In hindsight, though, some people who wished that BlackRock had less power over votes might end up regretting this “wish come true.” It is very early to predict exactly how this policy will play out in practice. But it seems that it may make it even more difficult for companies to track & predict votes during proxy season. Companies will now need to engage not just with BlackRock, but will also need to understand whether the index investor whose funds BlackRock manages will be following their own unique voting policy, following a specialty voting policy, continuing to use BlackRock Investment Stewardship, or casting unique votes only at particular companies or on particular resolutions. That’s a lot to figure out and track each year! Aon’s Karla Bos sent me this note:
Without attaching any judgment here, it certainly appears one logical result of extending more say in voting to institutional clients will be that it becomes more challenging for companies to know / reach / influence the voting shareholders and predict voting behavior across BlackRock-held shares. And that has broader implications given the explosion in ESG focus and voting support—although it is difficult for me to guess how that will manifest, e.g., will the voting institutions take a more or less stringent or consistent approach than BIS?
We also don’t know yet whether other big asset managers will follow BlackRock’s lead and offer something similar (Vanguard had already transitioned some of its voting power back in 2019). Even if they don’t, it’s possible that more investors who are interested in voting alternatives will migrate to BlackRock because of this “competitive advantage.” At any rate, on top of the changing number & nature of retail investors, changes to shareholder proposal rules, evolving ESG expectations, and the question mark on proxy advisor rules, 2022 is already shaping up to be a challenging proxy season. You might want to line up your proxy solicitor now, in case they get booked up.
Just in time for our “Proxy Disclosure & Executive Compensation Conferences” next week – where our agenda includes a panel covering “clawbacks” issues – the SEC issued this Sunshine Notice about an open meeting next Wednesday, October 13th. The purpose of the meeting is to consider whether to re-open the comment period for the clawback proposal that the Commission issued back in 2015, which would – at a very high level – direct the stock exchanges to require listed companies to implement policies to recover incentive-based pay in the event of an accounting restatement.

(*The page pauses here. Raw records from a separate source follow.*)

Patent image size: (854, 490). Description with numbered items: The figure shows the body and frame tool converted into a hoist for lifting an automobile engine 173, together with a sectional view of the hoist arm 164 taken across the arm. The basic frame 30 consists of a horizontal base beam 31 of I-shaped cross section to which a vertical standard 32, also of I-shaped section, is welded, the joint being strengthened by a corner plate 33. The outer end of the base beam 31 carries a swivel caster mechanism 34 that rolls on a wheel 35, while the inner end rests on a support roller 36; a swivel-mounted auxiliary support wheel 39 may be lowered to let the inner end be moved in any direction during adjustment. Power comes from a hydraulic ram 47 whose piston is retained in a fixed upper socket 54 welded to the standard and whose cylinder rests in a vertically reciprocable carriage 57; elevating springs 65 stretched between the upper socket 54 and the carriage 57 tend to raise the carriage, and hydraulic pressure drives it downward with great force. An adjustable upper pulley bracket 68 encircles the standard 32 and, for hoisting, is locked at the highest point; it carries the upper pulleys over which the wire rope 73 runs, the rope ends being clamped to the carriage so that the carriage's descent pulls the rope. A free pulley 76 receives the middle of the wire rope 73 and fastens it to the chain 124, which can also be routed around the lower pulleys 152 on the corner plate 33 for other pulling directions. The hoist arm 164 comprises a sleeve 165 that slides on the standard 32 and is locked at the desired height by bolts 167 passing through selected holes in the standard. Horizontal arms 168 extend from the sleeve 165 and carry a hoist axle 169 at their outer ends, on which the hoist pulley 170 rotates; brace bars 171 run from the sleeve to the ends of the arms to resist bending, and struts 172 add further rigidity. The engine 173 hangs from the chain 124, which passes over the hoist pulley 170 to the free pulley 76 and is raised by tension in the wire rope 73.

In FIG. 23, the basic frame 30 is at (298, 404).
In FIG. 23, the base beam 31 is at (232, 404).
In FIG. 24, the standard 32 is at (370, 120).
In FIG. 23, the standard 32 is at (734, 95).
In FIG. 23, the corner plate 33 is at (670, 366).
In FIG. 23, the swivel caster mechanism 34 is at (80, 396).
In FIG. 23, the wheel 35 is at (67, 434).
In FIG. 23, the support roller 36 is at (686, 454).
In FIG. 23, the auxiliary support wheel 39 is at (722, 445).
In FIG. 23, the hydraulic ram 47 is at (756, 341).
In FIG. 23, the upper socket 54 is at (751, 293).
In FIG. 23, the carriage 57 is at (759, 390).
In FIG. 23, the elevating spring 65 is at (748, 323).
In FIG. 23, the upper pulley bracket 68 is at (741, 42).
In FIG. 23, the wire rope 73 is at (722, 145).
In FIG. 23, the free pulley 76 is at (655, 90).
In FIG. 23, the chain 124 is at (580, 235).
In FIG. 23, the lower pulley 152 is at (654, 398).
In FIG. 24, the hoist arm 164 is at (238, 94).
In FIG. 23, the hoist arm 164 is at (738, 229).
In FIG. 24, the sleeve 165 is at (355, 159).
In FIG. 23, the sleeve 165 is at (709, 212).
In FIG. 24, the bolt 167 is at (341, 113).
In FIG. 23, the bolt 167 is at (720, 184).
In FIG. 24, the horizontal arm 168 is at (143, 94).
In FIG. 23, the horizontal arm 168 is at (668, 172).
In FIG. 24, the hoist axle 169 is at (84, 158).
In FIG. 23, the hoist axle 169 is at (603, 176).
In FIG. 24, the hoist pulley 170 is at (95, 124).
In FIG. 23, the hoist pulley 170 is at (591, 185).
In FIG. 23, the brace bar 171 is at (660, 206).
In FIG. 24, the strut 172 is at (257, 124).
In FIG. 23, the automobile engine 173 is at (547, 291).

This doesn’t come as a huge surprise, because consideration of a re-proposal has been an item on the SEC’s “Reg Flex Agenda” for the past two years. Consistent with the priorities that he identified in that Agenda, SEC Chair Gary Gensler also has been remarking at recent conferences, such as the CII Fall Conference, that he wants to knock out remaining Dodd-Frank rulemaking in short order.
If & when clawback rules are finalized, that would satisfy the requirement in Section 954 of the Dodd-Frank Act. As I blogged a couple weeks ago for members of CompensationStandards.com, the SEC has proposed “say-on-pay” voting disclosure requirements that would take care of the rulemaking mandates under Section 951 of that Act. The list of outstanding Dodd-Frank rulemaking requirements rightfully continues to shrink.